History

United States
- Name: USAMP Major Samuel Ringgold (MP 11) for U.S. Army, ACM-14, Monadnock
- Builder: Marietta Manufacturing Co., Point Pleasant, West Virginia for U.S. Army
- Launched: 6 October 1942
- Acquired: by the US Navy, March 1951
- Renamed: Monadnock, 1 May 1955
- Reclassified: MMA-14, 7 February 1955
- Stricken: 1 July 1960
- Identification: IMO number: 8522494
- Fate: Sold commercial, lost 23 July 2004

General characteristics
- Class & type: ACM-11 class minelayer
- Displacement: 910 long tons (925 t) light
- Length: 189 ft (58 m)
- Beam: 37 ft (11 m)
- Draft: 12 ft (3.7 m)
- Speed: 12 knots (22 km/h; 14 mph)
- Complement: 125

= Monadnock (ACM-14) =

Mine planter for the U.S. Army Coast Artillery Corps

Monadnock (ACM-14) was originally built as an M1 mine planter for the U.S. Army Coast Artillery Corps, Mine Planter Service as USAMP Major Samuel Ringgold (MP 11) by the Marietta Manufacturing Co., Point Pleasant, WV and delivered to the Army December 1942. The ship was the second mine planter named for Samuel Ringgold (1796–1846), an officer noted as the "Father of Modern Artillery" who fell in the Mexican–American War.

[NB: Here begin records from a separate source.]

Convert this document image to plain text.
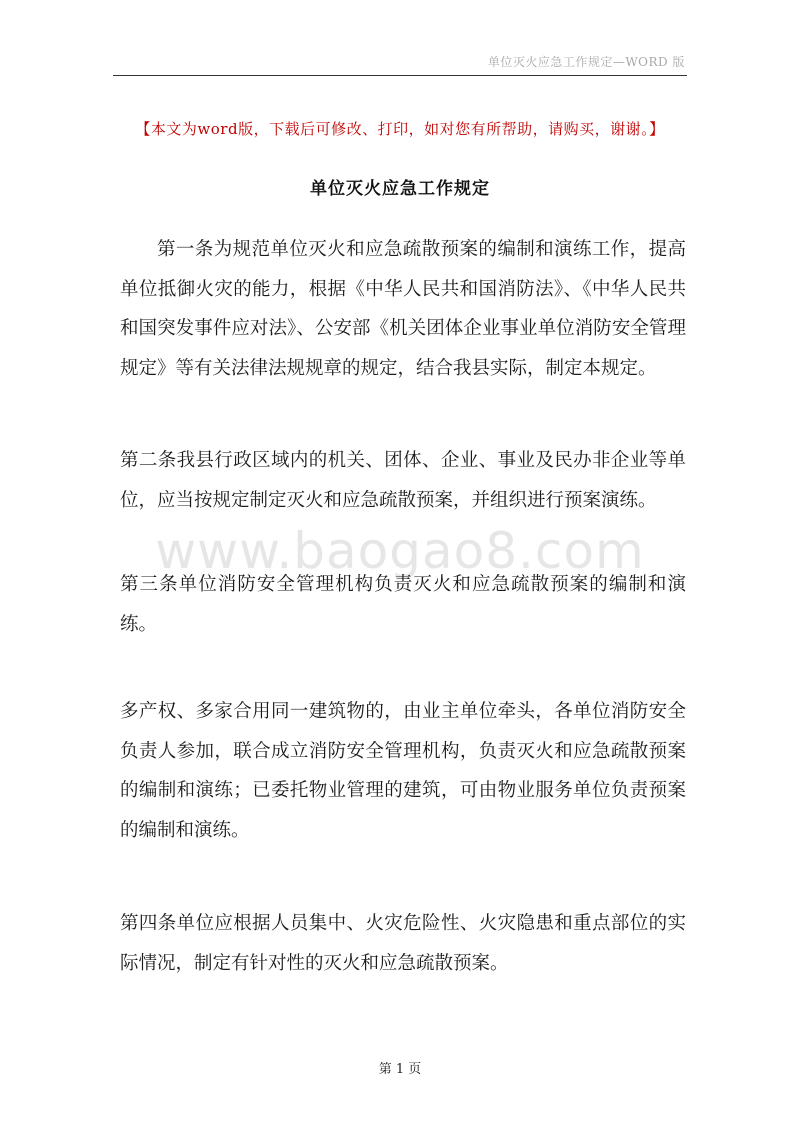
单位灭火应急工作规定—WORD 版
【本文为word版，下载后可修改、打印，如对您有所帮助，请购买，谢谢。】
单位灭火应急工作规定
第一条为规范单位灭火和应急疏散预案的编制和演练工作，提高单位抵御火灾的能力，根据《中华人民共和国消防法》、《中华人民共和国突发事件应对法》、公安部《机关团体企业事业单位消防安全管理规定》等有关法律法规规章的规定，结合我县实际，制定本规定。
第二条我县行政区域内的机关、团体、企业、事业及民办非企业等单位，应当按规定制定灭火和应急疏散预案，并组织进行预案演练。
www.baogao8.com
第三条单位消防安全管理机构负责灭火和应急疏散预案的编制和演练。
多产权、多家合用同一建筑物的，由业主单位牵头，各单位消防安全负责人参加，联合成立消防安全管理机构，负责灭火和应急疏散预案的编制和演练；已委托物业管理的建筑，可由物业服务单位负责预案的编制和演练。
第四条单位应根据人员集中、火灾危险性、火灾隐患和重点部位的实际情况，制定有针对性的灭火和应急疏散预案。
第 1 页
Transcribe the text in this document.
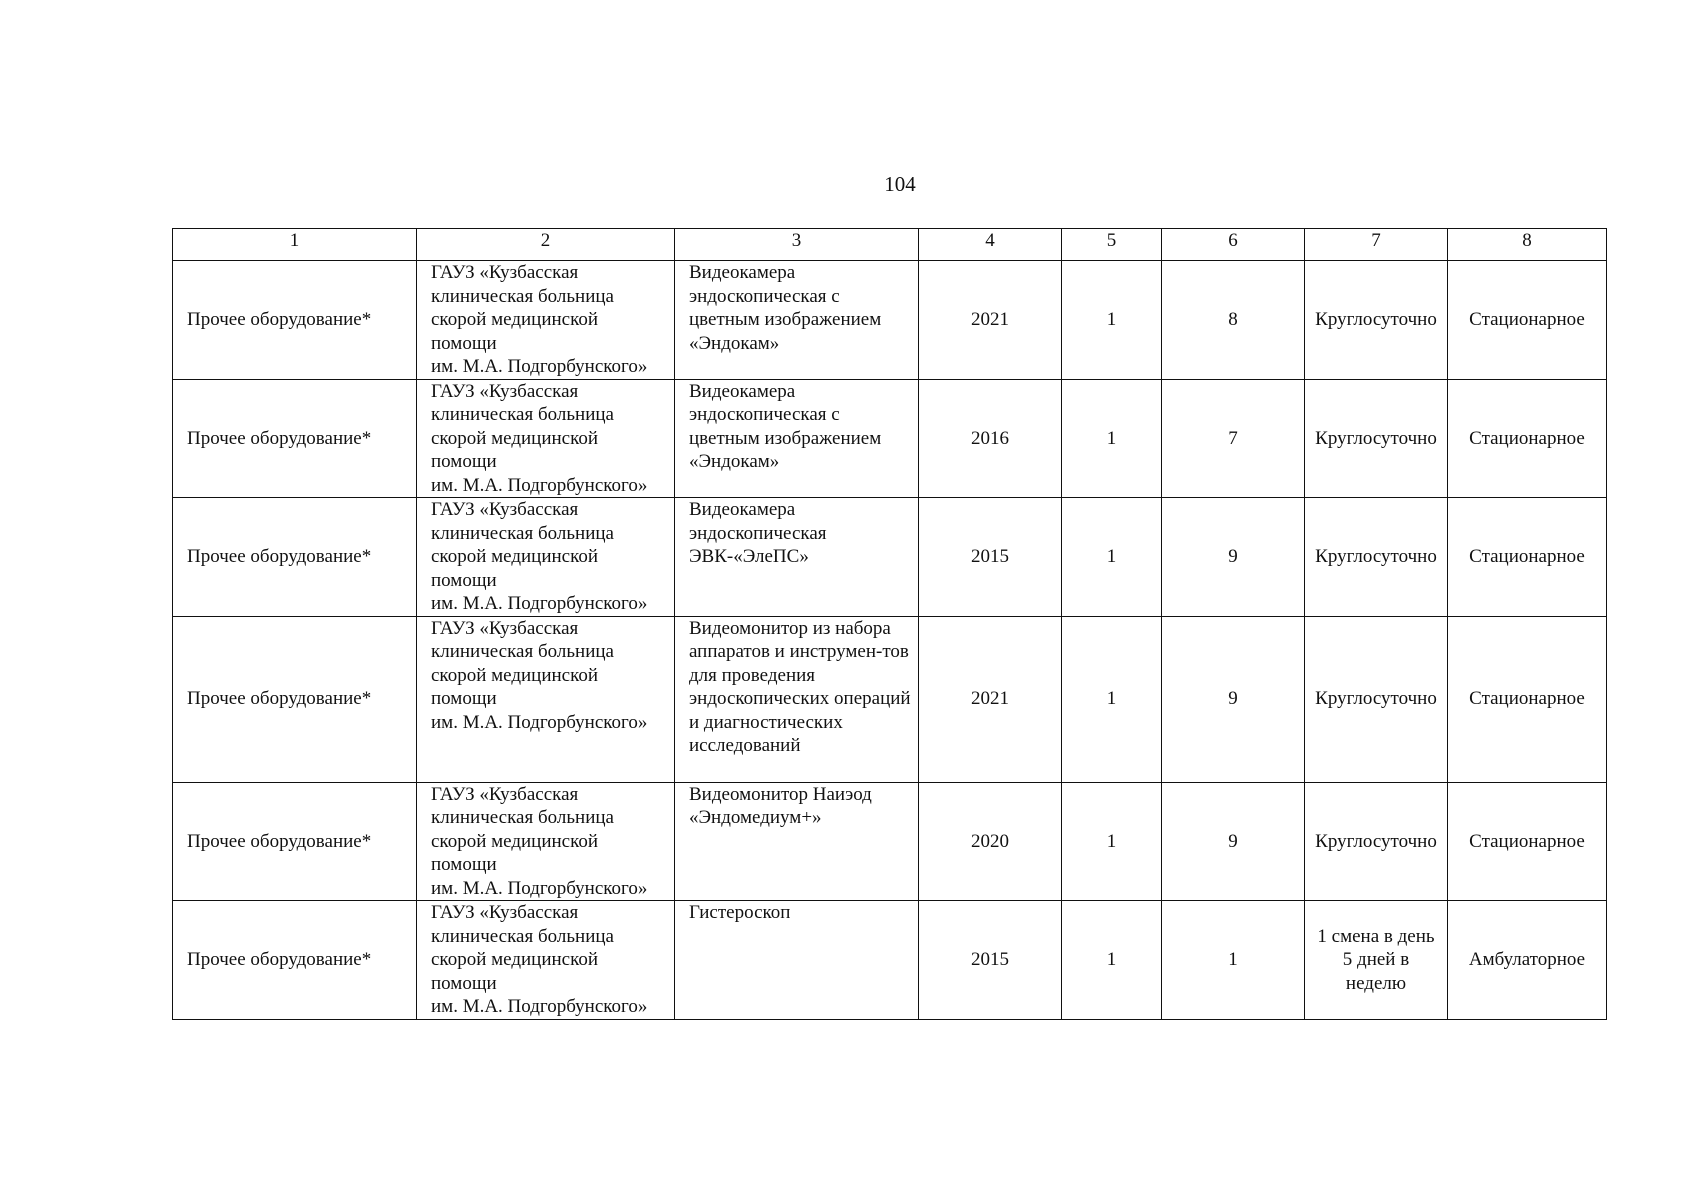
104
1	2	3	4	5	6	7	8
Прочее оборудование*	ГАУЗ «Кузбасская
клиническая больница
скорой медицинской
помощи
им. М.А. Подгорбунского»	Видеокамера эндоскопическая с цветным изображением «Эндокам»	2021	1	8	Круглосуточно	Стационарное
Прочее оборудование*	ГАУЗ «Кузбасская
клиническая больница
скорой медицинской
помощи
им. М.А. Подгорбунского»	Видеокамера эндоскопическая с цветным изображением «Эндокам»	2016	1	7	Круглосуточно	Стационарное
Прочее оборудование*	ГАУЗ «Кузбасская
клиническая больница
скорой медицинской
помощи
им. М.А. Подгорбунского»	Видеокамера эндоскопическая ЭВК-«ЭлеПС»	2015	1	9	Круглосуточно	Стационарное
Прочее оборудование*	ГАУЗ «Кузбасская
клиническая больница
скорой медицинской
помощи
им. М.А. Подгорбунского»	Видеомонитор из набора аппаратов и инструмен-тов для проведения эндоскопических операций и диагностических исследований	2021	1	9	Круглосуточно	Стационарное
Прочее оборудование*	ГАУЗ «Кузбасская
клиническая больница
скорой медицинской
помощи
им. М.А. Подгорбунского»	Видеомонитор Наиэод «Эндомедиум+»	2020	1	9	Круглосуточно	Стационарное
Прочее оборудование*	ГАУЗ «Кузбасская
клиническая больница
скорой медицинской
помощи
им. М.А. Подгорбунского»	Гистероскоп	2015	1	1	1 смена в день 5 дней в неделю	Амбулаторное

The mine planter was transferred to the U.S. Navy in March 1951 to become an Auxiliary Minelayer (ACM / MMA) under naval designation. She was then berthed at Boston as a unit of the Atlantic Reserve Fleet. While in the Reserve Fleet, she was redesignated MMA-14, 7 February 1955, and named Monadnock, 1 May 1955; the second ACM to bear this name. The ship was never commissioned and thus never bore the "USS" prefix. Monadnock was struck from the Navy Directory on 1 July 1960 and sold to commercial interests. In commercial service the ship was named Tahiti, Amazonia, Dear, Majestic and finally Maxims des Mers before being lost on 23 July 2004.